In July he gave up his syndicated radio talk show--"America's Wake Up Call"--to take another crack at the presidency. According to his campaign manager, Dan Godzich, he had saved up enough money from lectures, his writings and his radio show to assure his wife that the mortgage would be taken care of. He also received a decent advance, Godzich said, unsure of exactly how much it was, for a book he is working on. A series of Socratic dialogues on "life, liberty and lost luggage." Whatever.

"Right now," Keyes says in an interview, "I'm basically holding things together on occasional speeches I'm able to give. So it's a little bit touch-and-go, but we're surviving so far."

Some have wondered: Why does Keyes continue to run when polls suggest he is unable to climb out of single digits nationally? Are his campaigns really just marketing tools to boost his speaking fees and generate other outside income?

Godzich says Keyes receives from $3,500 to $10,000 for his speeches, and does six to eight a year. Other reports, however, have said Keyes received as much as $15,000 per speech--double and triple what he had been hauling--following his 1996 campaign.

Keyes says: "It works both ways. For a lot of the speaking I do, I don't take fees, the ones that are kind of related to the fundamental cause I believe in." Also, he adds, "a lot of the stands I take cut me off from the speaking circuit that's funded by big business."

So, why does he keep running? Surely he doesn't expect to be elected president, realistically, does he?

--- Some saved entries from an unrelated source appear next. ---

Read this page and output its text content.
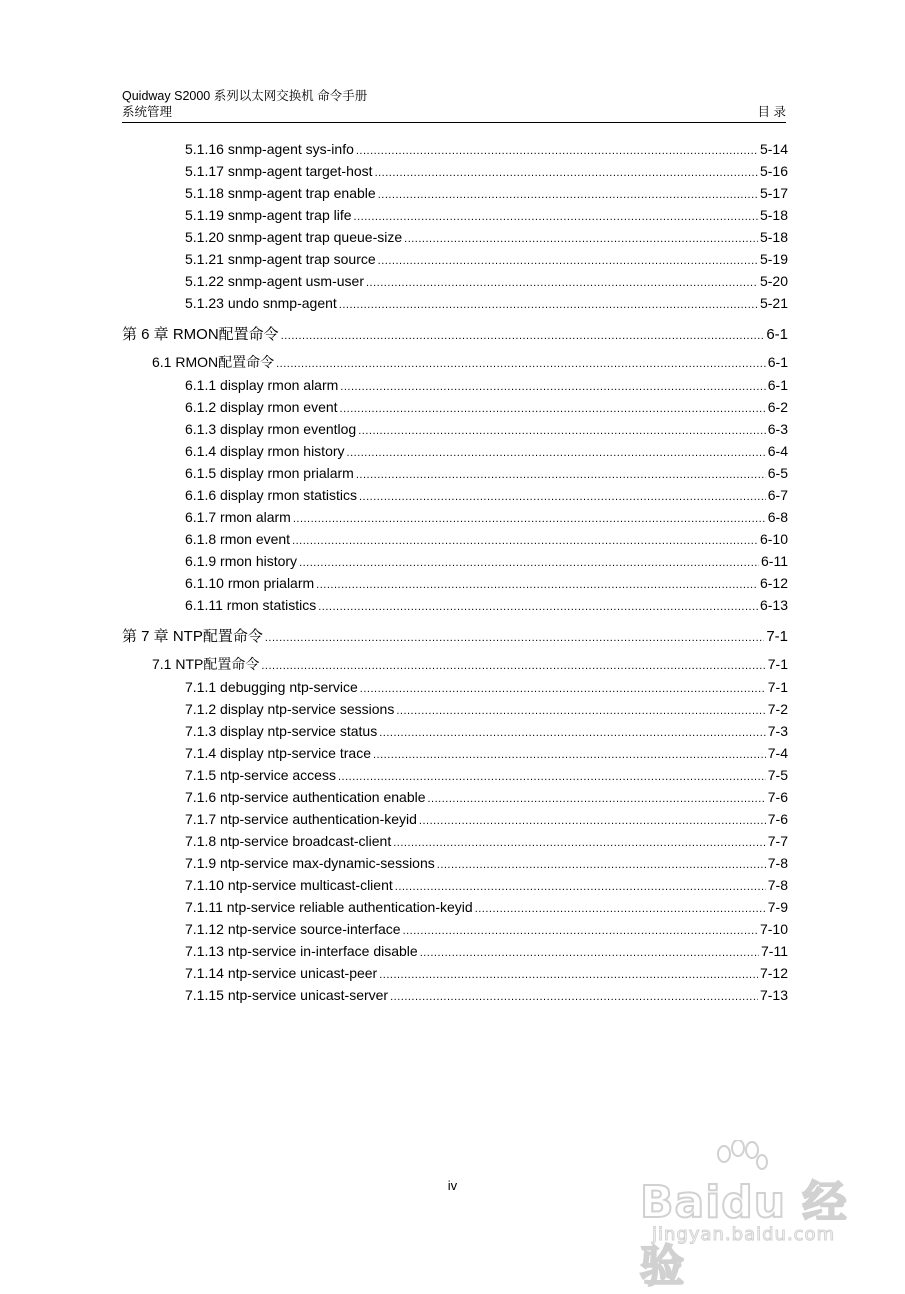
Quidway S2000 系列以太网交换机 命令手册
系统管理	目 录
5.1.16 snmp-agent sys-info .....	5-14
5.1.17 snmp-agent target-host .....	5-16
5.1.18 snmp-agent trap enable .....	5-17
5.1.19 snmp-agent trap life .....	5-18
5.1.20 snmp-agent trap queue-size .....	5-18
5.1.21 snmp-agent trap source .....	5-19
5.1.22 snmp-agent usm-user .....	5-20
5.1.23 undo snmp-agent .....	5-21
第 6 章 RMON配置命令 .....	6-1
6.1 RMON配置命令 .....	6-1
6.1.1 display rmon alarm .....	6-1
6.1.2 display rmon event .....	6-2
6.1.3 display rmon eventlog .....	6-3
6.1.4 display rmon history .....	6-4
6.1.5 display rmon prialarm .....	6-5
6.1.6 display rmon statistics .....	6-7
6.1.7 rmon alarm .....	6-8
6.1.8 rmon event .....	6-10
6.1.9 rmon history .....	6-11
6.1.10 rmon prialarm .....	6-12
6.1.11 rmon statistics .....	6-13
第 7 章 NTP配置命令 .....	7-1
7.1 NTP配置命令 .....	7-1
7.1.1 debugging ntp-service .....	7-1
7.1.2 display ntp-service sessions .....	7-2
7.1.3 display ntp-service status .....	7-3
7.1.4 display ntp-service trace .....	7-4
7.1.5 ntp-service access .....	7-5
7.1.6 ntp-service authentication enable .....	7-6
7.1.7 ntp-service authentication-keyid .....	7-6
7.1.8 ntp-service broadcast-client .....	7-7
7.1.9 ntp-service max-dynamic-sessions .....	7-8
7.1.10 ntp-service multicast-client .....	7-8
7.1.11 ntp-service reliable authentication-keyid .....	7-9
7.1.12 ntp-service source-interface .....	7-10
7.1.13 ntp-service in-interface disable .....	7-11
7.1.14 ntp-service unicast-peer .....	7-12
7.1.15 ntp-service unicast-server .....	7-13
iv	Baidu 经验
jingyan.baidu.com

"This is not some kind of stupid horse race where we're trying to pick the winner," Keyes says. "The voters are supposed to determine the winner, not pick the winner. And there's a big difference there. We're not running in some sort of race to see who finishes first. We ought to be involved in a deliberative discussion that results in a choice that is going to be good for America. And if you believe that you offer that choice, and you're the best choice the country can make, I think you have an obligation to stand forward, regardless of what you think your chances are--because people can't make a choice they're not given."

There is another issue that Keyes is even more passionate about, and that is his view that the income tax should be abolished. He calls it a "slave tax."

"Under the income tax we give to the government a preemptive claim to a certain percentage of our income," he explains slowly. "In principle, therefore, the government controls all the money made in this country. What do we call it when you work and someone else controls 100 percent of the fruit of your labor? We call it slavery. Therefore, I am not talking in metaphors here."

As the only African American running for president this time, Keyes has claimed he has been excluded from media coverage because he doesn't "fit their stereotype." But could it also be the other way around, that Alan Keyes is able to say things that others wouldn't be able to get away with because he is black?

In one debate, he referred to Bush as "Massa Bush" to make a point about the unsuitability of the Texas governor's tax-cut plan. As he explained later, "This is all a discussion between the masters of how well or ill they're going to treat the slaves."

"I get upset when people misuse the slave metaphor and our slave history," says Roger Wilkins, a history professor at George Mason University. "It's almost profane." In fact, Wilkins adds, "there are very few people who have run for president in my lifetime with a slimmer credential for doing so. Who is this guy?"

He's a complicated man, a complicated man.

CAPTION: "People can't make a choice they're not given," Alan Keyes says of his campaign.

CAPTION: Alan Keyes, embracing his challenge as a GOP presidential candidate in Iowa.